Release Date: September 25, 2015
Director: Baltasar Kormakur
Writer: William Nicholson (screenplay), Simon Beaufoy (screenplay)
Cast: Jake Gyllenhaal, Elizabeth Debicki, Keira Knightley, Robin Wright, Josh Brolin, Sam Worthington, Jason Clarke, Clive Standen, Emily Watson, Martin Henderson, Michael Kelly, John Hawkes, Vanessa Kirby, Tom Goodman-Hill, Naoko Mori, Mia Goth, Mark Derwin, Thomas M. Wright, Micah Hauptman, Ingvar Eggert Sigurdsson, Justin Salinger
MPAA Rating: PG-13
Runtime: 121 minutes
Production Company: Chromakey-Hire.Com, Cross Creek Pictures, Free State Pictures, RVK Studios, Universal Pictures, Walden Media, Working Title Films
Genre: Adventure, Drama, Thriller
Country: UK, USA, Iceland
With Mt. Everest being the highest peak in the world, aiming to reach that peak does pique your curiosity. Countless times individuals around the world have marveled at this mountain, hoping to conquer it in all its glory. Not to disrespect those who have lost their lives, but the thought of it can also be insane. I myself was curious to get a taste of something that has gained such worldwide appeal. I wanted to see if I could relate to the passion of putting my life on the line for the greatness derived from reaching the peak. The film Everestdoes deliver this, but nothing more. While it may not be in my best taste to watch something like this, I think the main objective of this production was met and will give you a hint of the danger on top.

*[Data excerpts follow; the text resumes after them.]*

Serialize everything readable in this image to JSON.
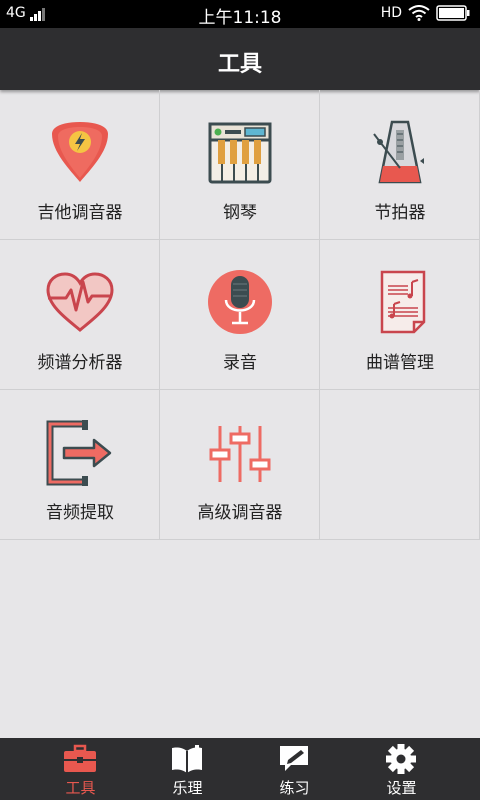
{
  "status_bar": {
    "network": "4G",
    "time": "上午11:18",
    "hd": "HD"
  },
  "header": {
    "title": "工具"
  },
  "tools": [
    {
      "label": "吉他调音器",
      "icon": "guitar-pick-icon"
    },
    {
      "label": "钢琴",
      "icon": "piano-icon"
    },
    {
      "label": "节拍器",
      "icon": "metronome-icon"
    },
    {
      "label": "频谱分析器",
      "icon": "heart-spectrum-icon"
    },
    {
      "label": "录音",
      "icon": "microphone-icon"
    },
    {
      "label": "曲谱管理",
      "icon": "sheet-music-icon"
    },
    {
      "label": "音频提取",
      "icon": "audio-extract-icon"
    },
    {
      "label": "高级调音器",
      "icon": "equalizer-sliders-icon"
    }
  ],
  "tab_bar": {
    "items": [
      {
        "label": "工具",
        "icon": "toolbox-icon",
        "active": true
      },
      {
        "label": "乐理",
        "icon": "open-book-icon",
        "active": false
      },
      {
        "label": "练习",
        "icon": "pencil-chat-icon",
        "active": false
      },
      {
        "label": "设置",
        "icon": "gear-icon",
        "active": false
      }
    ]
  },
  "colors": {
    "accent": "#e8584f",
    "header_bg": "#2e2e30",
    "page_bg": "#e7e6e8",
    "icon_dark": "#3c4c50"
  }
}
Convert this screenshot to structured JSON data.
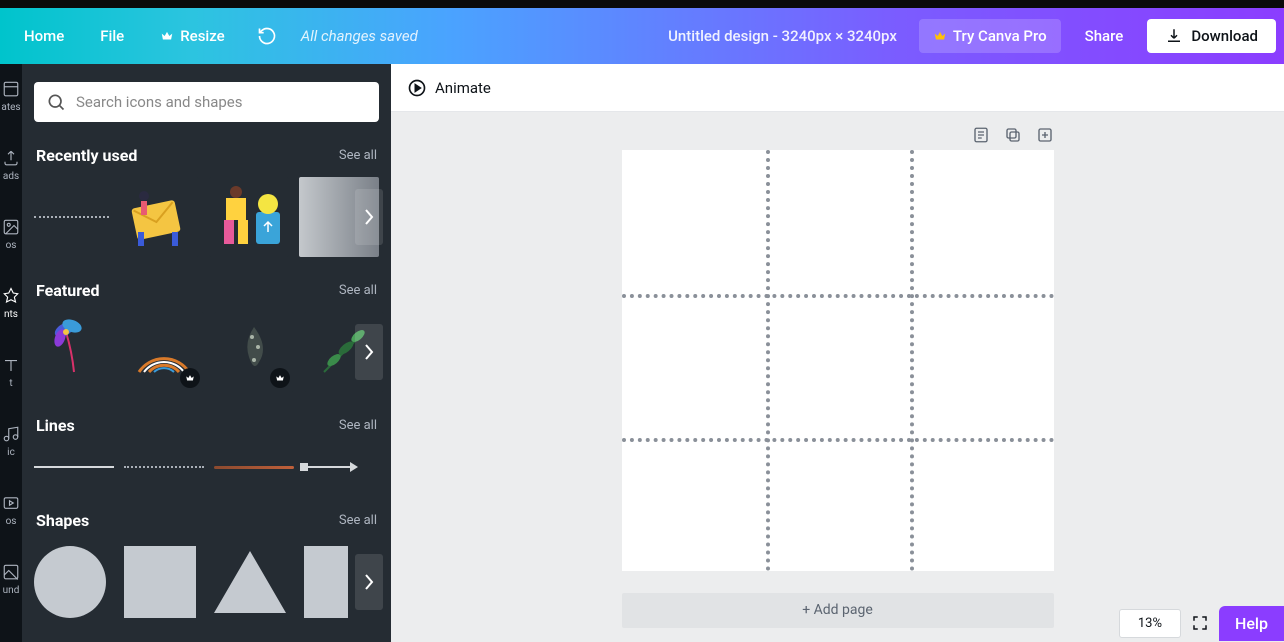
{
  "topbar": {
    "home": "Home",
    "file": "File",
    "resize": "Resize",
    "saved": "All changes saved",
    "title": "Untitled design - 3240px × 3240px",
    "try_pro": "Try Canva Pro",
    "share": "Share",
    "download": "Download"
  },
  "tabs": {
    "templates": "ates",
    "uploads": "ads",
    "photos": "os",
    "elements": "nts",
    "text": "t",
    "music": "ic",
    "videos": "os",
    "background": "und"
  },
  "search": {
    "placeholder": "Search icons and shapes"
  },
  "sections": {
    "recent": {
      "title": "Recently used",
      "see_all": "See all"
    },
    "featured": {
      "title": "Featured",
      "see_all": "See all"
    },
    "lines": {
      "title": "Lines",
      "see_all": "See all"
    },
    "shapes": {
      "title": "Shapes",
      "see_all": "See all"
    }
  },
  "canvas": {
    "animate": "Animate",
    "add_page": "+ Add page"
  },
  "footer": {
    "zoom": "13%",
    "help": "Help"
  }
}
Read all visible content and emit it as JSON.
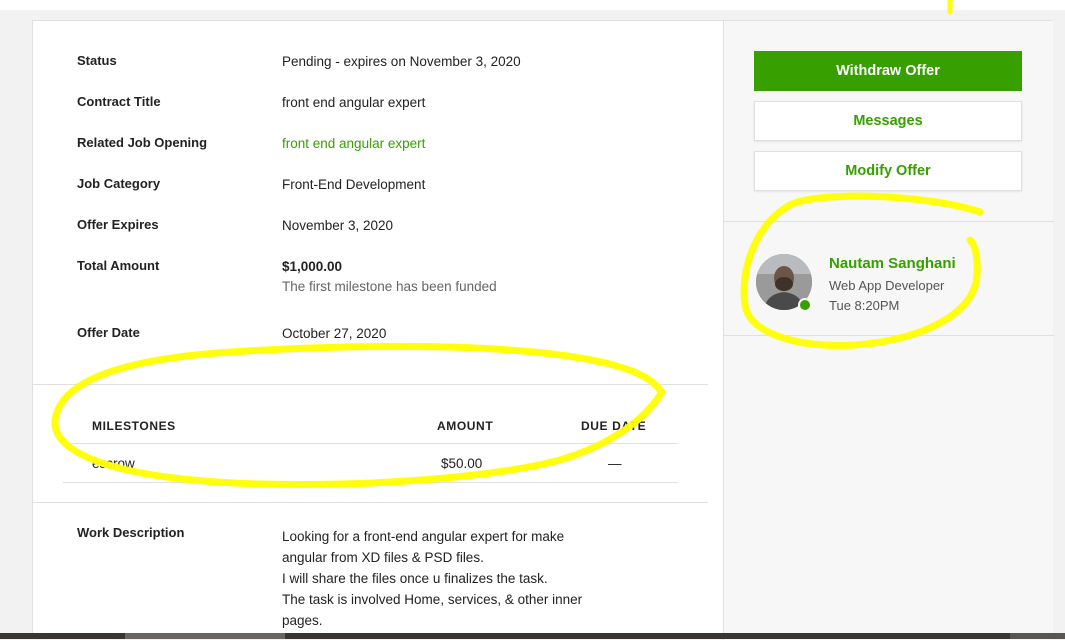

Everest has a star-studded cast, which may have been slightly detrimental to the film. With each recognizable face, it became difficult to focus on just one actor. I wasn’t watching the real people these actors were portraying, but only the actors. This is not to say they didn’t do a great job, but choosing such a cast took it a little longer to get me into actual story.
I looked forward to seeing how dangerous the mountain would be, but that reveal barely happened. As the film progressed, I wasn’t able to grasp the true magnitude of the mission at hand. The trailers and Jason Clarke’s character tell you what’s to come and all that is danger, but this wasn’t convincing enough. For extended periods of time, one would observe obscure, broken bodies trekking across the snow with occasional updates on the elevation reached. On multiple occasions, when 10,000 or 20,000 feet ran across the screen I didn’t feel it was earned. It was like the film skipped over the hard parts and only focused on the arrival of the next check point. I went along for the ride, but the film did nothing to make me care.
However, my dream started to come through towards the end. Once the storm hit, everything was put into perspective. I found myself witnessing the danger that was spoken of before and couldn’t believe how far some would push themselves to reach their goal. I felt sorry for those who met their demise in this task. While not being able to relate to at this time, each actor did convey how important the trip was to the real people who has undertaken this journey. Each had his or her own source of motivation. It took a while, but by this time into the movie, I started to care. I saw this on a fake IMAX 3D screen which took away the spectacle. I say fake because even though the picture resolution and sound were crisp, the 70mm screen wasn’t present. I wouldn’t say it’s worth the extra dollars.
The highlight of the film is undoubtedly the last 30 minutes. At this point, the price of admission became worth it. True stories should only be told if they’re worth telling, and the true story behind this film came from its conclusion. Director Baltasar Kormakur was able to beautifully conjure up the emotions of a few in their last moments. The motivation that drove some to fight a little longer deserved the audience’s notice. My respect goes to those who fight for what they want. The actors did this. In addition, the movie’s imagery will never be forgotten.